If you can fit a round converter – even a smaller round converter – do that. It's cheaper. It's faster. It's easier to replace down the road.
But if the round one won't fit, or if it would force you to redesign the whole exhaust system, custom is worth it.
I've seen people try to hammer a round converter into an oval space. They dent the can, crush the substrate, and end up with a converter that doesn't work. That's not saving money. That's throwing it away.
Better to measure the space, call a shop that makes custom shapes, and get something built right the first time.
What to Ask a Custom Substrate Maker
If you need a custom shape, here's what to ask.
Have you made this shape before? If they have, the tooling might exist. That saves time and money.
What's the lead time? Custom takes longer. Four to six weeks minimum, sometimes more. Plan ahead.
Do you need a can to measure? Some shops want the actual can, not a drawing. That's a good sign – they're being careful.
What's the minimum order? Some shops won't touch custom for less than 50 pieces. Others will do one-off prototypes. Ask.

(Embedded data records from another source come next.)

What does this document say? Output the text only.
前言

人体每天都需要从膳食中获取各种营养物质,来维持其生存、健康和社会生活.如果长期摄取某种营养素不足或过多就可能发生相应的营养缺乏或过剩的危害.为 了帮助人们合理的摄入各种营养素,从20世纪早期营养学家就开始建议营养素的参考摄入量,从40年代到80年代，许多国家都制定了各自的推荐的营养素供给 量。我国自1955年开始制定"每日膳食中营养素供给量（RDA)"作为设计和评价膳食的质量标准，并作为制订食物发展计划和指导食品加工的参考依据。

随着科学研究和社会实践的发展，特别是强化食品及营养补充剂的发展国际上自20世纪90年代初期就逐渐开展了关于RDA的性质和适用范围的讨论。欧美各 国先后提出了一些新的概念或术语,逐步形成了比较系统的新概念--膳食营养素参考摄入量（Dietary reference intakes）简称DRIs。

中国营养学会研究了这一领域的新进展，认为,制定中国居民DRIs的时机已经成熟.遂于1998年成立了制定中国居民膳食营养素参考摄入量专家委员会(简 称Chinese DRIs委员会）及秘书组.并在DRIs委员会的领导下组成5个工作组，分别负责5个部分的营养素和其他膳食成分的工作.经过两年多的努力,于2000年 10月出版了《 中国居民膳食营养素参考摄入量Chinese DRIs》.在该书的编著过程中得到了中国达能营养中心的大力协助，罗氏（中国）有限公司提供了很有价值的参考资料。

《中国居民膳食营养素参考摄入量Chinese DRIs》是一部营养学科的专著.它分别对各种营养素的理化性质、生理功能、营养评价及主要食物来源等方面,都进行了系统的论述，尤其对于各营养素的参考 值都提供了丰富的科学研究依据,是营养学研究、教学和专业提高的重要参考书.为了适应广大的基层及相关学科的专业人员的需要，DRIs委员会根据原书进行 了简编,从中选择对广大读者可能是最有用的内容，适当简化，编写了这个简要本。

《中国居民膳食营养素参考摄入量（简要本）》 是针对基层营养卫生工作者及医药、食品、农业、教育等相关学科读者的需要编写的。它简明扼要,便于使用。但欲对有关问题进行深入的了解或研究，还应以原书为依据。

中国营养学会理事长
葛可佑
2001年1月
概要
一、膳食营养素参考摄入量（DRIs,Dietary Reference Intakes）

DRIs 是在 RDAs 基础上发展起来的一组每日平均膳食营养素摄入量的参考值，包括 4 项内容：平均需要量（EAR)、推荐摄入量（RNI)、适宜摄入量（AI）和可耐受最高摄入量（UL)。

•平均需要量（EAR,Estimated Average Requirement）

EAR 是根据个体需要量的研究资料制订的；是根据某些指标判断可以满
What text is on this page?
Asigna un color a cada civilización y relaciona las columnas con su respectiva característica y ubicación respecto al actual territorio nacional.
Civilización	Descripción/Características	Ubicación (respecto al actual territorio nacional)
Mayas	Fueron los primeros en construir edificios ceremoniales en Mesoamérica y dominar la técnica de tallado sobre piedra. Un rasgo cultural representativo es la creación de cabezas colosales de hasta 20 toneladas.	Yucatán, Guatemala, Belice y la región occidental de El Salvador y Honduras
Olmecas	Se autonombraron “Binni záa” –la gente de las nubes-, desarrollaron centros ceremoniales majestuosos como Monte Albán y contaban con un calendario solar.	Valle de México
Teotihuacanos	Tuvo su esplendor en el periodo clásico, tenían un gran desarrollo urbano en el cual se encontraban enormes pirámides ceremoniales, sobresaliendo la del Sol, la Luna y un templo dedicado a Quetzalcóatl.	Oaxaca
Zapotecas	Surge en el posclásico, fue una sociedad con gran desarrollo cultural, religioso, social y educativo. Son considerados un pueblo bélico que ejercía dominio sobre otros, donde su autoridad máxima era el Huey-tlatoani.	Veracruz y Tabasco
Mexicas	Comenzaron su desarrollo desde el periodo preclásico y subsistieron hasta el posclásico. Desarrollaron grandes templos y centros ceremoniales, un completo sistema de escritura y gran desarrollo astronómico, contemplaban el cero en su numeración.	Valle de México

Can you test it? Shaped substrates are harder to test because they don't fit standard fixtures. Ask how they verify cell alignment and brazing quality.
Bottom Line
Round converters are easy. Custom shapes are hard. That's just the way it is.
But when the engine bay is tight, or the exhaust has to snake around something, or the chassis guys left you a weird-shaped hole – custom is the only answer.
It costs more. It takes longer. But it works.
I've made oval substrates for race cars, D‑shaped ones for hot rods, rectangular ones for forklifts. Every one of them was a puzzle. And every customer was happy to have a converter that actually fit.
If you need a custom shape, find a shop that's done it before. Ask questions. Send them the can. And don't expect it to be cheap or fast. But when you get it, it'll fit. And that's worth a lot.